On the plane, Jessa meets dashing UN relief worker Maurice (Andy Dick), who agrees to guide them to the Boko lair, which is nestled deep in the Mandarra Mountains of northwest Nigeria. Arriving at Camp Boko by camelback, they find Shosh forced into labor in the Jihadi Seamstress Brigade. While negotiating Shosh’s release, the team’s cover is blown when dyspeptic Boko leader Al-á-Po (Al Pacino) becomes suspicious of their bandana burkas. He tosses them all in jail for being Western spies.
However, Al-á-Po is smitten by the plucky Hannah and decides to grant them their freedom on one condition: Hannah must water-ski jump over a pool of man-eating crocodiles. Clad in a Sharia-approved, hand-stitched monochromatic swimsuit with a Peter Pan collar, Hannah hits the ramp and barely clears the snapping crocs. Enraged at being foiled by an infidel hipster, Al-á-Po finds an obscure Quran passage that allows him to renege on his word. Hannah argues that Al-á-Po’s analysis is derived from a misguided phallocentric reading of the text. Al-á-Po rejects Hannah’s reader-oriented hermeneutical perspective, so it’s back to the clink for the gals and Maurice.
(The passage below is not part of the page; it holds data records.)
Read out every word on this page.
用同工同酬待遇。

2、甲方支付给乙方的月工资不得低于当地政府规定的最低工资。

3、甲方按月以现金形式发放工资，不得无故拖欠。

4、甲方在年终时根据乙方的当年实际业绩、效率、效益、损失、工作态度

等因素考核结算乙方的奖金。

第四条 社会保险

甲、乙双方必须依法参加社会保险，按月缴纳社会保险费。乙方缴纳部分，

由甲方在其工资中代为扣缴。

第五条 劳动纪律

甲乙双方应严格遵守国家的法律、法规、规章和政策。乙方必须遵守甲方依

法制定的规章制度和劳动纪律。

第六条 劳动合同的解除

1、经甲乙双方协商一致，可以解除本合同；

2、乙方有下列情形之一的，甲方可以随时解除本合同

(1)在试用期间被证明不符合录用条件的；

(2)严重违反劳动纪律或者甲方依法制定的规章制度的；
In the hoosegow, Hannah recalls a MacGyver trick involving mountain beetles and human urine that powers her iPhone just enough to make one last call. She dials Adam, who is in Hollywood filming a part in the Michael Bay Transformers prequel, Megatron Diaper Boy. After “quiet on the set” is announced, Adam’s phone chimes loudly, and he answers it without thinking. A shell-shocked Adam listens to Hannah as she hyperventilates through her account of the girls’ dire predicament; she makes a desperate plea for help just as her iPhone goes dead.
Hannah’s call has ruined an elaborate flying fecal bot stunt, and the dyspeptic Bay spews forth a volcanic torrent of invectives against Adam. Mortified, Adam launches into a passionate soliloquy on freedom, dignity, and the desperate plight of the girls coupled with his own eternal on-again, off-again love for Hannah. Sensing a reality TV opportunity with political upsides, Bay softens on his director’s stool and hatches a plan called Distract and Extract with his poker buddies, Jerry Bruckheimer and James Cameron. Together, they are Bay’s Boys.
Via satellite, Bay’s Boys transmit a 500-story-tall projection of Rambo: First Blood II onto the side of Mandarra Mountain. The spectacle causes thousands to flock into the surrounding valley and cheer Sly’s 96-minute homoerotic killing spree. Before Act II ends, Bay’s Boys, while piloting decommissioned Blackhawk helicopters, swoop into the now-empty Boko camp and rescue the girls and Maurice.
Later, at an “on thedown-low” oval office marriage ceremony, a grateful Obama (Brian Dennehy) makes Jessa and Maurice’s prison-born romance official. Biden (Christopher Walken) stage whispers into Hannah’s ear canal “that rescue mission was fucking Argo on PCP.”
On the White House lawn, Bay beckons to Adam from the open door of a waiting chopper, blasting Journey’s “Don’t Stop Believing.”Turning to Hannah, Adam says, “I’ve got a movie to finish, kiddo.”
As a single tear streams down her cheek, Hannah replies, “And I’ve a got an Iowa Writers Program nonfiction workshop story to dictate.” After a tender embrace, Adam ducks into the helicopter and Hannah waves goodbye as it takes off into the setting sun.